À la rentrée, exactement vers la fin de novembre, tandis que je m’étais remis avec une morne ardeur à préparer le Brevet supérieur, dans l’espoir d’être nommé instituteur l’année suivante, sans passer par l’École Normale de Bourges, je reçus la dernière des trois lettres que j’aie jamais reçues d’Augustin :

« Je passe encore sous cette fenêtre, écrivait-il. J’attends encore, sans le moindre espoir, par folie. À la fin de ces froids dimanches d’automne, au moment où il va faire nuit, je ne puis me décider à rentrer, à fermer les volets de ma chambre, sans être retourné là-bas, dans la rue gelée.

» Je suis comme cette folle de Sainte-Agathe qui sortait à chaque minute sur le pas de la porte et regardait, la main sur les yeux, du côté de La Gare, pour voir si son fils qui était mort ne venait pas.

» Assis sur le banc, grelottant, misérable, je me plais à imaginer que quelqu’un va me prendre doucement par le bras... Je me retournerais. Ce serait elle. « Je me suis un peu attardée », dirait-elle simplement. Et toute peine et toute démence s’évanouissent. Nous entrons dans notre maison. Ses fourrures sont toutes glacées, sa voilette mouillée ; elle apporte avec elle le goût de brume du dehors ; et tandis qu’elle s’approche du feu, je vois ses cheveux blonds givrés, son beau profil au dessin si doux penché vers la flamme...

» Hélas ! la vitre reste blanchie par le rideau qui est derrière. Et la jeune fille du domaine perdu l’ouvrirait-elle, que je n’ai maintenant plus rien à lui dire.

» Notre aventure est finie. L’hiver de cette année est mort comme la tombe. Peut-être quand nous mourrons, peut-être la mort seule nous donnera la clef et la suite et la fin de cette aventure manquée.

» Seurel, je te demandais l’autre jour de penser à moi.

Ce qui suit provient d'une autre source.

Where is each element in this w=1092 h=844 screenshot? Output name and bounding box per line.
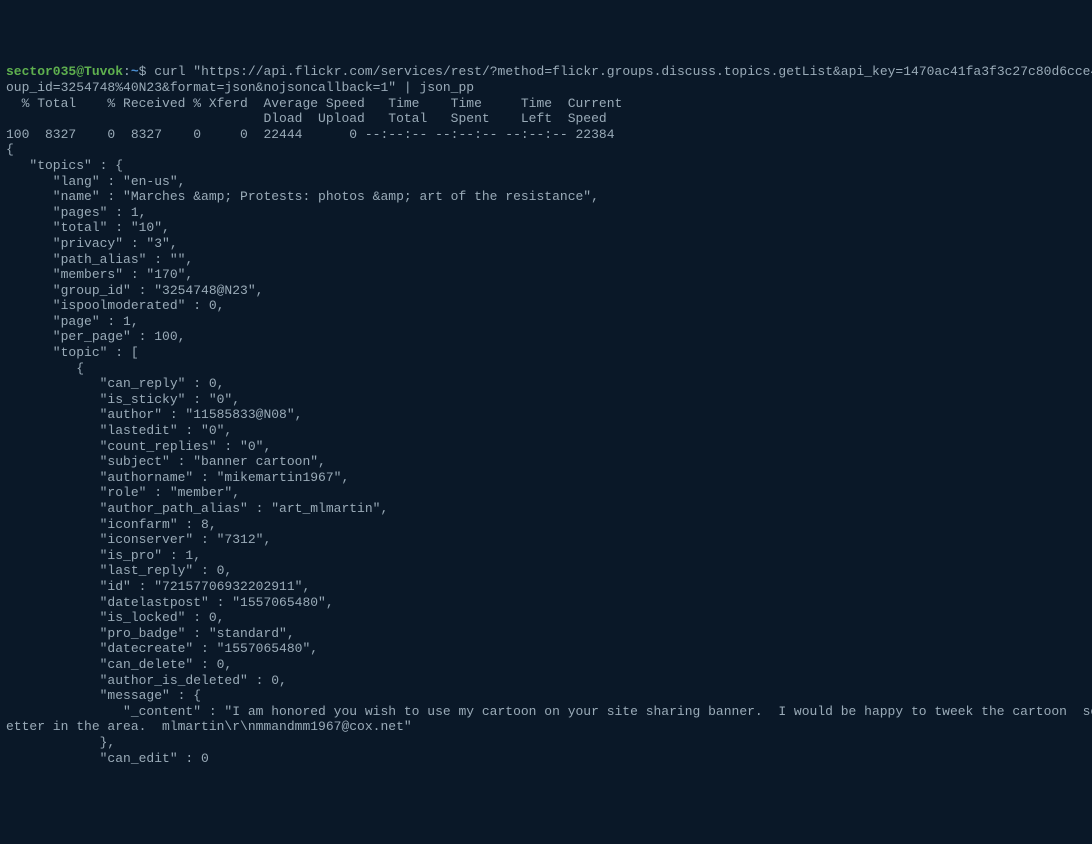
- prompt-line: sector035@Tuvok:~$ curl "https://api.fli…: [6, 64, 1092, 79]
- prompt-colon: :: [123, 64, 131, 79]
- curl-progress: 100 8327 0 8327 0 0 22444 0 --:--:-- --:…: [6, 127, 615, 142]
- curl-header: % Total % Received % Xferd Average Speed…: [6, 96, 622, 111]
- hostname: Tuvok: [84, 64, 123, 79]
- at-sign: @: [76, 64, 84, 79]
- cwd: ~: [131, 64, 139, 79]
- terminal-output: sector035@Tuvok:~$ curl "https://api.fli…: [6, 64, 1086, 766]
- json-output: { "topics" : { "lang" : "en-us", "name" …: [6, 142, 1086, 766]
- curl-header2: Dload Upload Total Spent Left Speed: [6, 111, 607, 126]
- username: sector035: [6, 64, 76, 79]
- command-line2: oup_id=3254748%40N23&format=json&nojsonc…: [6, 80, 474, 95]
- command-line1: curl "https://api.flickr.com/services/re…: [154, 64, 1092, 79]
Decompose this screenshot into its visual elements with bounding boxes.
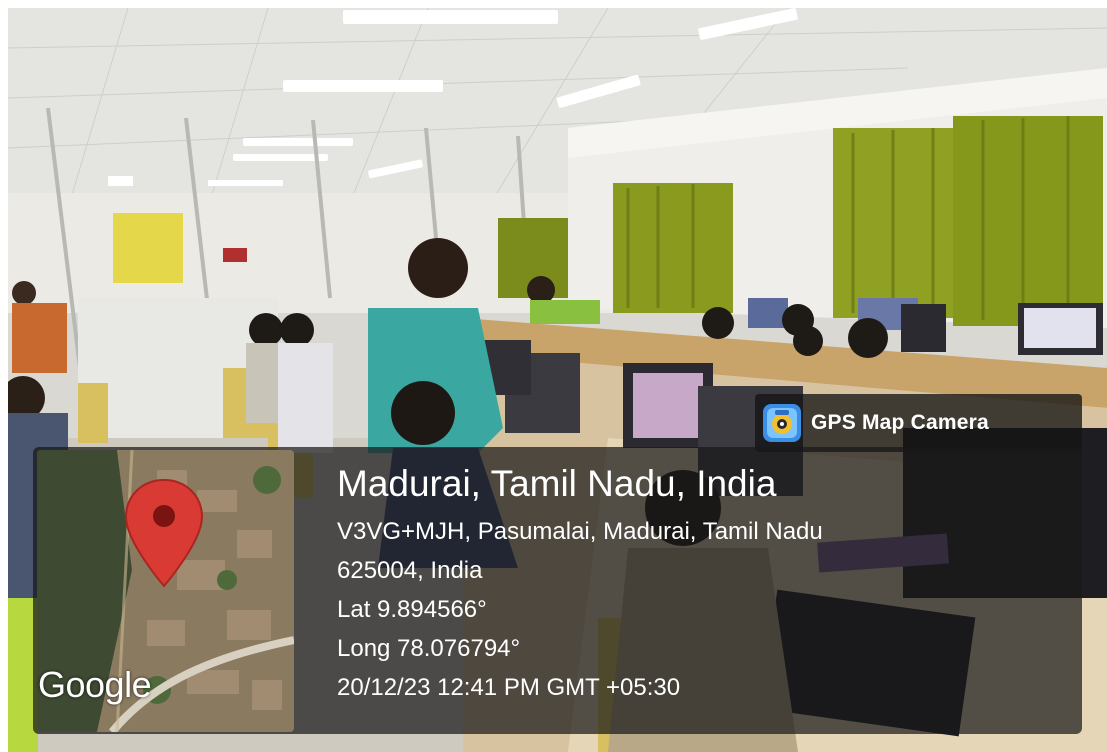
city-line: Madurai, Tamil Nadu, India (337, 463, 777, 504)
app-name-label: GPS Map Camera (811, 411, 989, 434)
address-line-1: V3VG+MJH, Pasumalai, Madurai, Tamil Nadu (337, 518, 823, 545)
address-line-2: 625004, India (337, 557, 483, 584)
latitude-line: Lat 9.894566° (337, 596, 487, 623)
map-pin-icon (124, 478, 204, 588)
longitude-line: Long 78.076794° (337, 635, 521, 662)
photo-frame: GPS Map Camera Google Madurai, Tamil Nad… (0, 0, 1107, 752)
app-watermark-badge: GPS Map Camera (755, 394, 1082, 452)
timestamp-line: 20/12/23 12:41 PM GMT +05:30 (337, 674, 681, 701)
google-logo: Google (38, 664, 152, 705)
location-text-block: Madurai, Tamil Nadu, India V3VG+MJH, Pas… (337, 462, 823, 707)
gps-map-camera-app-icon (763, 404, 801, 442)
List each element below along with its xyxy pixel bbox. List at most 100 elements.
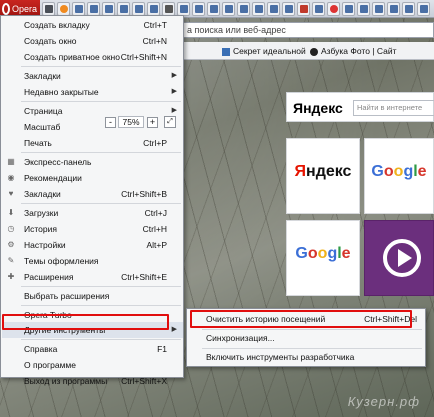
bookmark-icon	[222, 47, 230, 56]
tab-favicon-icon	[420, 5, 428, 13]
gear-icon: ⚙	[7, 240, 15, 249]
clock-icon: ◷	[7, 224, 15, 233]
tab[interactable]	[147, 2, 160, 16]
bookmark-item[interactable]: Азбука Фото | Сайт	[310, 42, 396, 60]
opera-menu-label: Opera	[12, 4, 38, 14]
menu-item-bookmarks[interactable]: ♥ Закладки Ctrl+Shift+B	[2, 186, 183, 202]
opera-main-menu: Создать вкладку Ctrl+T Создать окно Ctrl+N…	[0, 15, 184, 386]
tab[interactable]	[192, 2, 205, 16]
tab[interactable]	[42, 2, 55, 16]
tab-favicon-icon	[150, 5, 158, 13]
tab-favicon-icon	[120, 5, 128, 13]
tab[interactable]	[237, 2, 250, 16]
tab-favicon-icon	[300, 5, 308, 13]
menu-item-get-extensions[interactable]: Выбрать расширения	[2, 288, 183, 304]
submenu-item-developer-tools[interactable]: Включить инструменты разработчика	[189, 350, 425, 365]
tab-favicon-icon	[165, 5, 173, 13]
bookmark-label: Азбука Фото | Сайт	[321, 46, 397, 56]
tab[interactable]	[87, 2, 100, 16]
menu-item-settings[interactable]: ⚙ Настройки Alt+P	[2, 237, 183, 253]
tab[interactable]	[417, 2, 430, 16]
speed-dial-search: Яндекс Найти в интернете	[286, 92, 434, 122]
tab[interactable]	[312, 2, 325, 16]
tab[interactable]	[282, 2, 295, 16]
menu-item-exit[interactable]: Выход из программы Ctrl+Shift+X	[2, 373, 183, 386]
menu-item-speed-dial[interactable]: ▦ Экспресс-панель	[2, 154, 183, 170]
tab-favicon-icon	[375, 5, 383, 13]
submenu-item-sync[interactable]: Синхронизация...	[189, 331, 425, 346]
tab-favicon-icon	[195, 5, 203, 13]
download-icon: ⬇	[7, 208, 15, 217]
tile-label: Google	[295, 245, 351, 262]
tab-favicon-icon	[75, 5, 83, 13]
address-placeholder: а поиска или веб-адрес	[187, 25, 286, 35]
heart-icon: ♥	[8, 189, 14, 198]
compass-icon: ◉	[7, 173, 15, 182]
speed-dial-tile-video[interactable]	[364, 220, 434, 296]
menu-item-new-window[interactable]: Создать окно Ctrl+N	[2, 33, 183, 49]
zoom-in-button[interactable]: +	[147, 117, 158, 128]
zoom-value: 75%	[118, 116, 144, 128]
speed-dial-search-input[interactable]: Найти в интернете	[353, 100, 434, 116]
submenu-item-clear-history[interactable]: Очистить историю посещений Ctrl+Shift+Del	[189, 312, 425, 327]
more-tools-submenu: Очистить историю посещений Ctrl+Shift+Del…	[186, 308, 426, 367]
menu-item-extensions[interactable]: ✚ Расширения Ctrl+Shift+E	[2, 269, 183, 285]
menu-item-more-tools[interactable]: Другие инструменты ▶	[2, 322, 183, 338]
play-icon	[383, 239, 421, 277]
puzzle-icon: ✚	[7, 272, 15, 281]
zoom-fit-icon[interactable]: ⤢	[164, 116, 176, 128]
bookmark-item[interactable]: Секрет идеальной	[222, 42, 306, 60]
tab[interactable]	[57, 2, 70, 16]
tab[interactable]	[372, 2, 385, 16]
tab[interactable]	[267, 2, 280, 16]
submenu-arrow-icon: ▶	[171, 72, 177, 79]
menu-item-print[interactable]: Печать Ctrl+P	[2, 135, 183, 151]
tab-favicon-icon	[240, 5, 248, 13]
tab[interactable]	[207, 2, 220, 16]
tab-favicon-icon	[90, 5, 98, 13]
tab-favicon-icon	[135, 5, 143, 13]
menu-item-history[interactable]: ◷ История Ctrl+H	[2, 221, 183, 237]
menu-item-bookmarks-submenu[interactable]: Закладки ▶	[2, 68, 183, 84]
speed-dial-tile-google[interactable]: Google	[364, 138, 434, 214]
tab[interactable]	[162, 2, 175, 16]
tab[interactable]	[132, 2, 145, 16]
menu-item-recently-closed[interactable]: Недавно закрытые ▶	[2, 84, 183, 100]
tab[interactable]	[357, 2, 370, 16]
tab-favicon-icon	[390, 5, 398, 13]
menu-item-about[interactable]: О программе	[2, 357, 183, 373]
menu-item-themes[interactable]: ✎ Темы оформления	[2, 253, 183, 269]
tile-label: Яндекс	[294, 163, 352, 180]
tab[interactable]	[222, 2, 235, 16]
menu-item-new-tab[interactable]: Создать вкладку Ctrl+T	[2, 17, 183, 33]
tab[interactable]	[402, 2, 415, 16]
bookmark-bar: Секрет идеальной Азбука Фото | Сайт	[182, 42, 434, 60]
menu-item-opera-turbo[interactable]: Opera Turbo	[2, 307, 183, 323]
tab[interactable]	[177, 2, 190, 16]
tab[interactable]	[327, 2, 340, 16]
menu-item-new-private-window[interactable]: Создать приватное окно Ctrl+Shift+N	[2, 49, 183, 65]
zoom-out-button[interactable]: -	[105, 117, 116, 128]
menu-item-downloads[interactable]: ⬇ Загрузки Ctrl+J	[2, 205, 183, 221]
tab-favicon-icon	[345, 5, 353, 13]
speed-dial-tile-google[interactable]: Google	[286, 220, 360, 296]
tab-favicon-icon	[285, 5, 293, 13]
tab[interactable]	[297, 2, 310, 16]
speed-dial-tile-yandex[interactable]: Яндекс	[286, 138, 360, 214]
tab-favicon-icon	[270, 5, 278, 13]
submenu-arrow-icon: ▶	[171, 326, 177, 333]
yandex-logo: Яндекс	[293, 100, 343, 116]
address-bar[interactable]: а поиска или веб-адрес	[182, 22, 434, 38]
tile-label: Google	[371, 163, 427, 180]
tab[interactable]	[387, 2, 400, 16]
tab[interactable]	[72, 2, 85, 16]
tab[interactable]	[342, 2, 355, 16]
tab-favicon-icon	[255, 5, 263, 13]
bookmark-icon	[310, 47, 318, 56]
menu-item-help[interactable]: Справка F1	[2, 341, 183, 357]
menu-item-recommendations[interactable]: ◉ Рекомендации	[2, 170, 183, 186]
tab[interactable]	[117, 2, 130, 16]
tab-favicon-icon	[330, 5, 338, 13]
tab[interactable]	[102, 2, 115, 16]
tab[interactable]	[252, 2, 265, 16]
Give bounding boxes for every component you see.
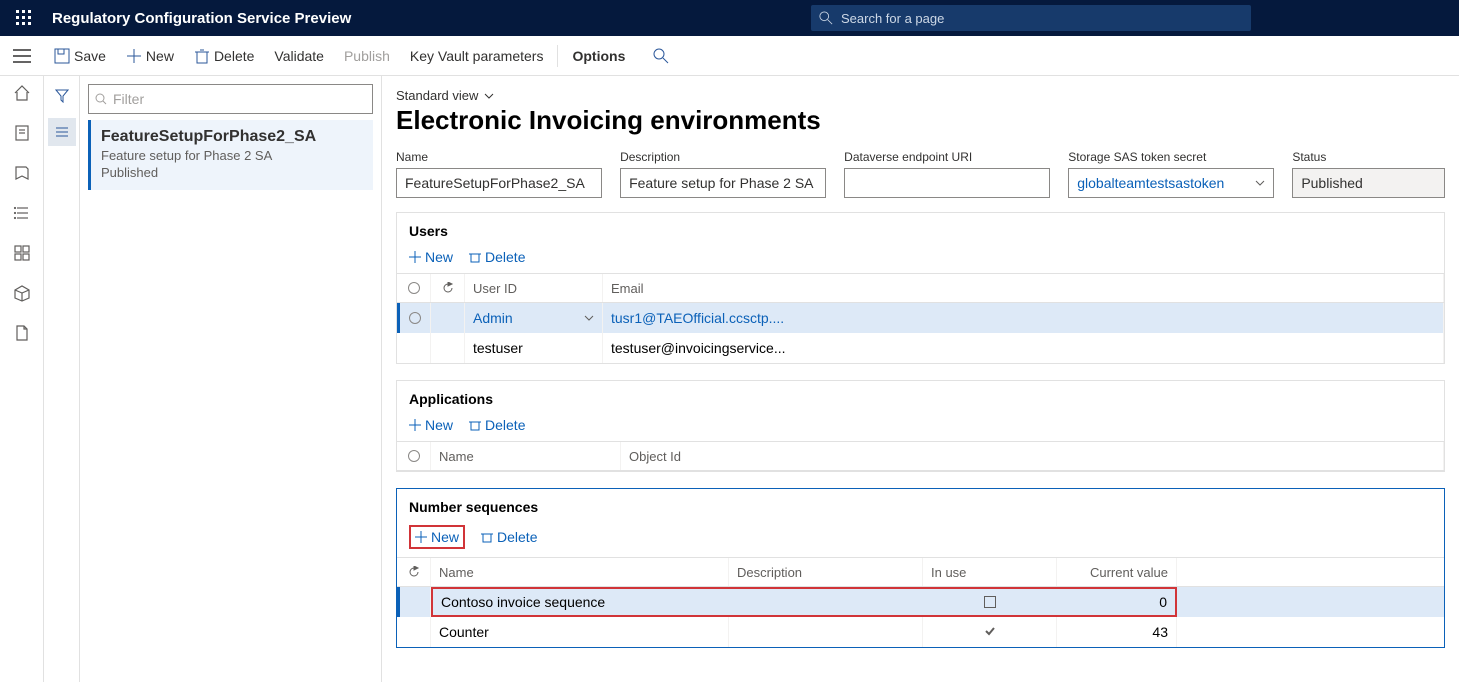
- validate-button[interactable]: Validate: [264, 36, 334, 75]
- users-delete-button[interactable]: Delete: [469, 249, 525, 265]
- status-field: Published: [1292, 168, 1445, 198]
- users-grid-header: User ID Email: [397, 273, 1444, 303]
- table-row[interactable]: Admin tusr1@TAEOfficial.ccsctp....: [397, 303, 1444, 333]
- applications-panel-title: Applications: [397, 381, 1444, 417]
- sub-rail: [44, 76, 80, 682]
- main-content: Standard view Electronic Invoicing envir…: [382, 76, 1459, 682]
- dataverse-label: Dataverse endpoint URI: [844, 150, 1050, 164]
- list-item-state: Published: [101, 165, 363, 180]
- list-toggle[interactable]: [48, 118, 76, 146]
- app-name-header[interactable]: Name: [431, 442, 621, 470]
- users-new-button[interactable]: New: [409, 249, 453, 265]
- table-row[interactable]: Counter 43: [397, 617, 1444, 647]
- list-item[interactable]: FeatureSetupForPhase2_SA Feature setup f…: [88, 120, 373, 190]
- list-panel: Filter FeatureSetupForPhase2_SA Feature …: [80, 76, 382, 682]
- plus-icon: [409, 419, 421, 431]
- chevron-down-icon[interactable]: [584, 313, 594, 323]
- save-icon: [54, 48, 70, 64]
- refresh-icon[interactable]: [408, 566, 420, 578]
- filter-toggle[interactable]: [48, 82, 76, 110]
- list-icon[interactable]: [13, 204, 31, 222]
- global-search[interactable]: Search for a page: [811, 5, 1251, 31]
- search-icon: [95, 93, 107, 105]
- search-placeholder: Search for a page: [841, 11, 944, 26]
- hamburger-icon[interactable]: [0, 36, 44, 75]
- in-use-check-icon: [984, 624, 996, 640]
- list-item-subtitle: Feature setup for Phase 2 SA: [101, 148, 363, 163]
- trash-icon: [469, 419, 481, 431]
- apps-grid-header: Name Object Id: [397, 441, 1444, 471]
- applications-panel: Applications New Delete Name Object Id: [396, 380, 1445, 472]
- apps-new-button[interactable]: New: [409, 417, 453, 433]
- apps-delete-button[interactable]: Delete: [469, 417, 525, 433]
- left-navigation-rail: [0, 76, 44, 682]
- page-title: Electronic Invoicing environments: [396, 105, 1445, 136]
- status-label: Status: [1292, 150, 1445, 164]
- numseq-grid-header: Name Description In use Current value: [397, 557, 1444, 587]
- recent-icon[interactable]: [13, 124, 31, 142]
- row-radio[interactable]: [409, 312, 421, 324]
- users-panel: Users New Delete User ID Email Admin tus…: [396, 212, 1445, 364]
- select-all-radio[interactable]: [408, 450, 420, 462]
- view-selector[interactable]: Standard view: [396, 88, 1445, 103]
- table-row[interactable]: Contoso invoice sequence 0: [397, 587, 1444, 617]
- table-row[interactable]: testuser testuser@invoicingservice...: [397, 333, 1444, 363]
- module-icon[interactable]: [13, 244, 31, 262]
- package-icon[interactable]: [13, 284, 31, 302]
- delete-button[interactable]: Delete: [184, 36, 264, 75]
- number-sequences-title: Number sequences: [397, 489, 1444, 525]
- plus-icon: [409, 251, 421, 263]
- publish-button: Publish: [334, 36, 400, 75]
- in-use-checkbox[interactable]: [984, 596, 996, 608]
- top-bar: Regulatory Configuration Service Preview…: [0, 0, 1459, 36]
- list-item-title: FeatureSetupForPhase2_SA: [101, 128, 363, 146]
- document-icon[interactable]: [13, 324, 31, 342]
- seq-inuse-header[interactable]: In use: [923, 558, 1057, 586]
- save-button[interactable]: Save: [44, 36, 116, 75]
- chevron-down-icon: [1255, 178, 1265, 188]
- waffle-icon[interactable]: [8, 10, 40, 26]
- email-header[interactable]: Email: [603, 274, 1444, 302]
- seq-desc-header[interactable]: Description: [729, 558, 923, 586]
- description-field[interactable]: Feature setup for Phase 2 SA: [620, 168, 826, 198]
- chevron-down-icon: [484, 91, 494, 101]
- object-id-header[interactable]: Object Id: [621, 442, 1444, 470]
- home-icon[interactable]: [13, 84, 31, 102]
- sas-label: Storage SAS token secret: [1068, 150, 1274, 164]
- user-id-header[interactable]: User ID: [465, 274, 603, 302]
- options-button[interactable]: Options: [562, 36, 635, 75]
- numseq-new-button[interactable]: New: [409, 525, 465, 549]
- number-sequences-panel: Number sequences New Delete Name Descrip…: [396, 488, 1445, 648]
- search-icon: [819, 11, 833, 25]
- search-icon: [653, 48, 669, 64]
- trash-icon: [469, 251, 481, 263]
- trash-icon: [194, 48, 210, 64]
- divider: [557, 45, 558, 67]
- refresh-icon[interactable]: [442, 282, 454, 294]
- trash-icon: [481, 531, 493, 543]
- app-title: Regulatory Configuration Service Preview: [52, 10, 351, 27]
- page-search-button[interactable]: [643, 36, 683, 75]
- key-vault-button[interactable]: Key Vault parameters: [400, 36, 554, 75]
- plus-icon: [415, 531, 427, 543]
- select-all-radio[interactable]: [408, 282, 420, 294]
- action-bar: Save New Delete Validate Publish Key Vau…: [0, 36, 1459, 76]
- dataverse-field[interactable]: [844, 168, 1050, 198]
- description-label: Description: [620, 150, 826, 164]
- favorites-icon[interactable]: [13, 164, 31, 182]
- new-button[interactable]: New: [116, 36, 184, 75]
- name-field[interactable]: FeatureSetupForPhase2_SA: [396, 168, 602, 198]
- filter-input[interactable]: Filter: [88, 84, 373, 114]
- name-label: Name: [396, 150, 602, 164]
- numseq-delete-button[interactable]: Delete: [481, 525, 537, 549]
- seq-value-header[interactable]: Current value: [1057, 558, 1177, 586]
- seq-name-header[interactable]: Name: [431, 558, 729, 586]
- sas-field[interactable]: globalteamtestsastoken: [1068, 168, 1274, 198]
- users-panel-title: Users: [397, 213, 1444, 249]
- plus-icon: [126, 48, 142, 64]
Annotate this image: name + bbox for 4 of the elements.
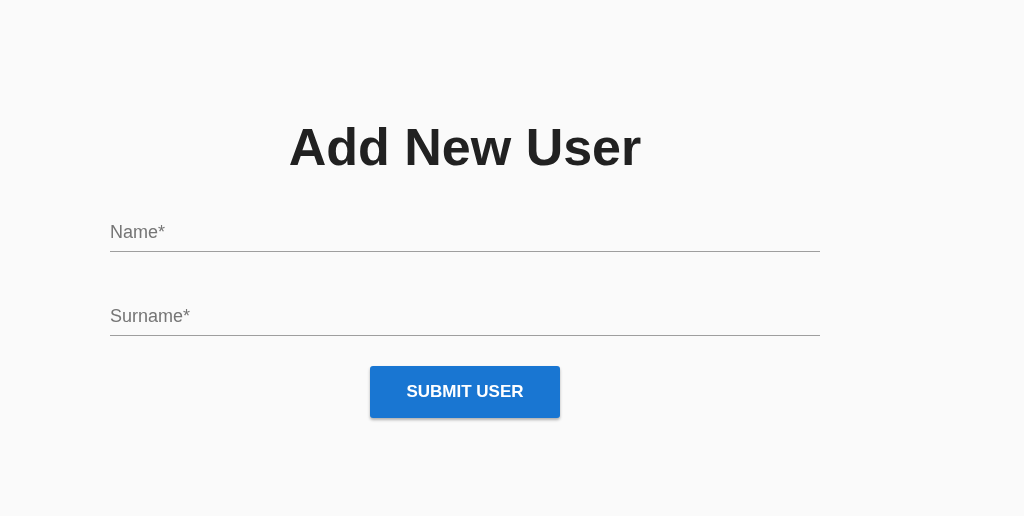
input-field[interactable]: Name*: [110, 218, 820, 253]
input-field[interactable]: Surname*: [110, 302, 820, 337]
page-title: Add New User: [288, 117, 642, 178]
submit-button[interactable]: SUBMIT USER: [370, 366, 560, 419]
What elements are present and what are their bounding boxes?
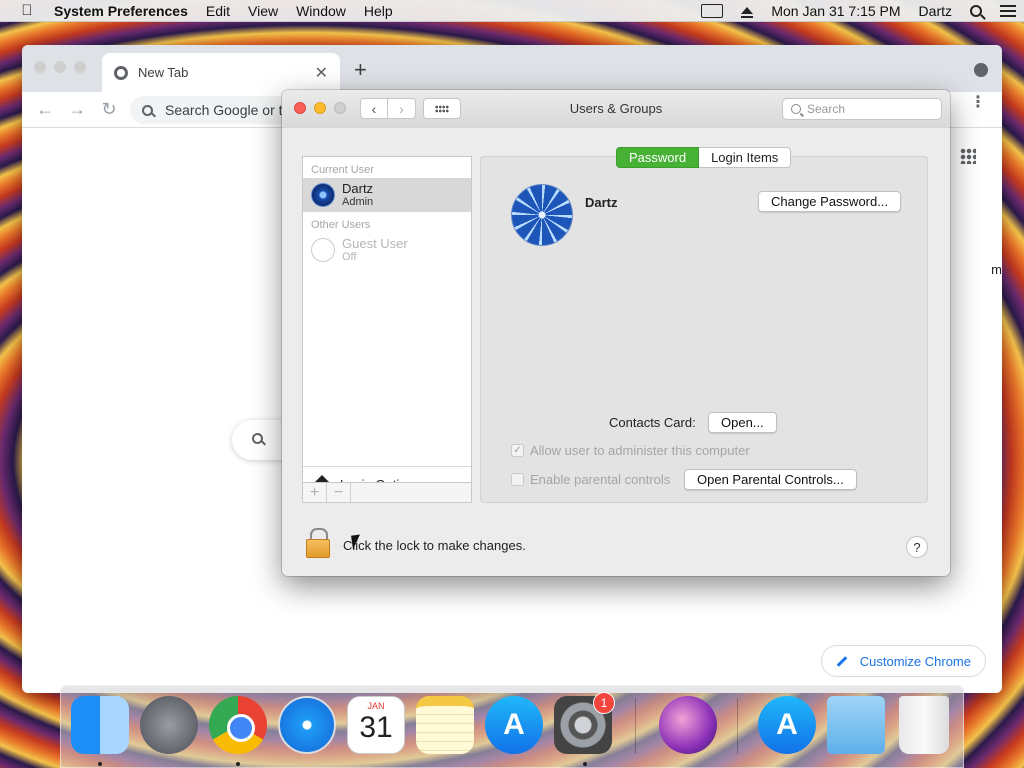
omnibox-placeholder: Search Google or t <box>165 102 283 118</box>
calendar-month: JAN <box>367 701 385 711</box>
finder-dock-icon[interactable] <box>71 696 129 754</box>
snowflake-avatar-icon <box>311 183 335 207</box>
app-store-a-glyph: A <box>503 708 525 741</box>
chrome-menu-kebab-icon[interactable]: ⋮ <box>970 95 986 111</box>
notification-center-icon[interactable] <box>1000 4 1016 17</box>
users-groups-window: ‹ › Users & Groups Search Current User D… <box>282 90 950 576</box>
prefs-search-field[interactable]: Search <box>782 98 942 120</box>
user-list-buttons: + − <box>302 482 472 503</box>
dock-separator <box>635 698 636 754</box>
prefs-search-placeholder: Search <box>807 102 846 116</box>
user-list: Current User Dartz Admin Other Users Gue… <box>302 156 472 503</box>
chrome-traffic-lights <box>34 61 94 73</box>
add-user-button[interactable]: + <box>303 483 327 502</box>
parental-controls-label: Enable parental controls <box>530 472 671 487</box>
prefs-title-bar: ‹ › Users & Groups Search <box>282 90 950 128</box>
forward-arrow-icon[interactable]: → <box>68 99 86 120</box>
change-password-button[interactable]: Change Password... <box>758 191 902 212</box>
tab-login-items[interactable]: Login Items <box>699 147 792 168</box>
user-name: Dartz <box>342 181 374 196</box>
allow-admin-label: Allow user to administer this computer <box>530 443 750 458</box>
customize-chrome-label: Customize Chrome <box>859 653 971 669</box>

Maintenant, au contraire, il vaut mieux m’oublier. Il vaudrait mieux tout oublier.

. . . . . . . . . . . . . . . . . . . . . . . . . . .

» A. M. »

Et ce fut un nouvel hiver, aussi mort que le précédent avait été vivant d’une mystérieuse vie : la place de l’église sans bohémiens ; la cour d’école que les gamins désertaient à quatre heures... la salle de classe où j’étudiais seul et sans goût... En février, pour la première fois de l’hiver, la neige tomba, ensevelissant définitivement notre roman d’aventures de l’an passé, brouillant toute piste, effaçant les dernières traces. Et je m’efforçai, comme Meaulnes me l’avait demandé dans sa lettre, de tout oublier.